Challenging landscape for cancer and aging

By Arvind M. Dhople, Ph.D., Professor Emeritus, Florida Tech

Of all our fears about aging, the greatest may be our fear of losing control.  Cancer care is at a crossroads.  Global cancer incidence is increasing, with more than 35 million new cases expected in 2050, and these increases are coming against a backdrop of health-care systems still scrambling to recover in the aftermath of the COVID-19 pandemic.  Thus, at this crucial time, the future of cancer care faces both challenges and opportunities for reform.

            American Cancer Society reported in early 2024 that with access to cancer care services limited because of COVID-19 control measures, cancer diagnosis and treatment have been delayed.  In the UK, the recent cancer diagnosis of King Charles III has led to renewed attention on cancer care.  During the COVID-19 pandemic, early cancer careening and subsequent referrals were postponed.  Moreover, there were delayed and cancellations for cancer surgeries, radiotherapy, and outpatient appointments.  The crisis in oncology care is not unique to the UK; for example, during the pandemic, national cancer registries from the Netherlands, Slovenia, Denmark, and Belgium reported declines in cancer diagnoses and treatments.

            Despite comprising the majority of patients with cancer, older people face barriers to accessing care.  Limited mobility can make it difficult for older patients, particularly those living in remote areas, to reach hospitals and treatment centers.  Broadly, training and education in geriatric oncology globally remain incommensurate to the aging patient population.  Not only do older people face inequities in cancer care, but the clinical trials informing this care are largely skewed towards younger patient groups with no comorbidities, thus reducing the applicability of trial findings to the many older patients with frailty, multimorbidity, and polypharmacy.

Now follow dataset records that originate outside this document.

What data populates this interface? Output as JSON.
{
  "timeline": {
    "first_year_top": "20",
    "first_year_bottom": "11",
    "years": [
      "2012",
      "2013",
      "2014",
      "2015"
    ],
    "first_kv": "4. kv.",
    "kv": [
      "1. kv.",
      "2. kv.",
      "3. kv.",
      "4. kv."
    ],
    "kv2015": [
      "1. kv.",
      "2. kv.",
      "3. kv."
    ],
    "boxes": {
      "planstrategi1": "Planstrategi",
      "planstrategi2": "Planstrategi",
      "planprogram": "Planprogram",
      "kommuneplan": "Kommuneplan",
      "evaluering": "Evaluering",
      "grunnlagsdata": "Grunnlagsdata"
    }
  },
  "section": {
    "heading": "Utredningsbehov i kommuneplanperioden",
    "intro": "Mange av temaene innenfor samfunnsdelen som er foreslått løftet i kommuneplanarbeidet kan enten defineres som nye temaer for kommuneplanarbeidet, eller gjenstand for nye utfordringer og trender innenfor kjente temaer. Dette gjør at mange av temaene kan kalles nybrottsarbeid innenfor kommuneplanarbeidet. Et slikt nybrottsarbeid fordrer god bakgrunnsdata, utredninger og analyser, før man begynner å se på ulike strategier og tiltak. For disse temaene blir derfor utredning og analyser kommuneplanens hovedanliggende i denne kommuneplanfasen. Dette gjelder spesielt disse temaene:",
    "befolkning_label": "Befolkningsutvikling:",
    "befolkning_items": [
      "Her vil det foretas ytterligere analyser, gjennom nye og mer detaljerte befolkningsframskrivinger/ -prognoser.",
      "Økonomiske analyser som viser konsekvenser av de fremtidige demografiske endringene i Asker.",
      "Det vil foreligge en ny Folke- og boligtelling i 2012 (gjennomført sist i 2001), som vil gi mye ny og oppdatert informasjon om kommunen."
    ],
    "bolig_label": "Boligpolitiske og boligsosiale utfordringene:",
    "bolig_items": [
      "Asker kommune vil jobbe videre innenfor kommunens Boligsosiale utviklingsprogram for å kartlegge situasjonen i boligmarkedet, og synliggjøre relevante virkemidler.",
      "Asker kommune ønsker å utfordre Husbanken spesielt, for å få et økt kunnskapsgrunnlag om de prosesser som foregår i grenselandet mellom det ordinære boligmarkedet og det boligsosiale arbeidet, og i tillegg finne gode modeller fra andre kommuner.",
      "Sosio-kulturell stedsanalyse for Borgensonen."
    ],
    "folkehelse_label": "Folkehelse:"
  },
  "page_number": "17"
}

            As we prepare for population aging, we must ensure that older patients are granted ready access care.  A positive outcome of the pandemic was the emergence of telehealth, and these tools should be harnessed to extend the reach of care to older people facing access barriers.  Cancer care must also be tailored to meet the distinct and heterogeneous needs of older patients.  Approaches such as the administration of geriatric assessments, which include measures of comorbidities, physical and cognitive functioning, frailty, and medication use, should be expanded.  Screening geriatric assessments is not only important to increase the likelihood of treatment tolerability in clinical settings, but can also be used in clinical trial recruitment.  In addition to understanding the complexities of treating older patients, practioners must also be flexible in defining treatment efficacy; while extending lifespan might be the desired treatment outcome for a younger patient, an older patient with cancer might instead prioritize maintaining quality of life and independence.  Finally, the continuum of care must extend beyond the acute setting to supporting older cancer survivors.

            Therefore, the personalized and patient-centered approach required for treating older patients with cancer must also be applied to managing cancer survivors.  To prepare for the demographic transition, we must bolster geriatric oncology to support older patients throughout the cancer care continuum.  As we pick up the pieces to restore health care, let us seize this opportunity to reshape cancer care to safeguard the health and welling of our aging populations.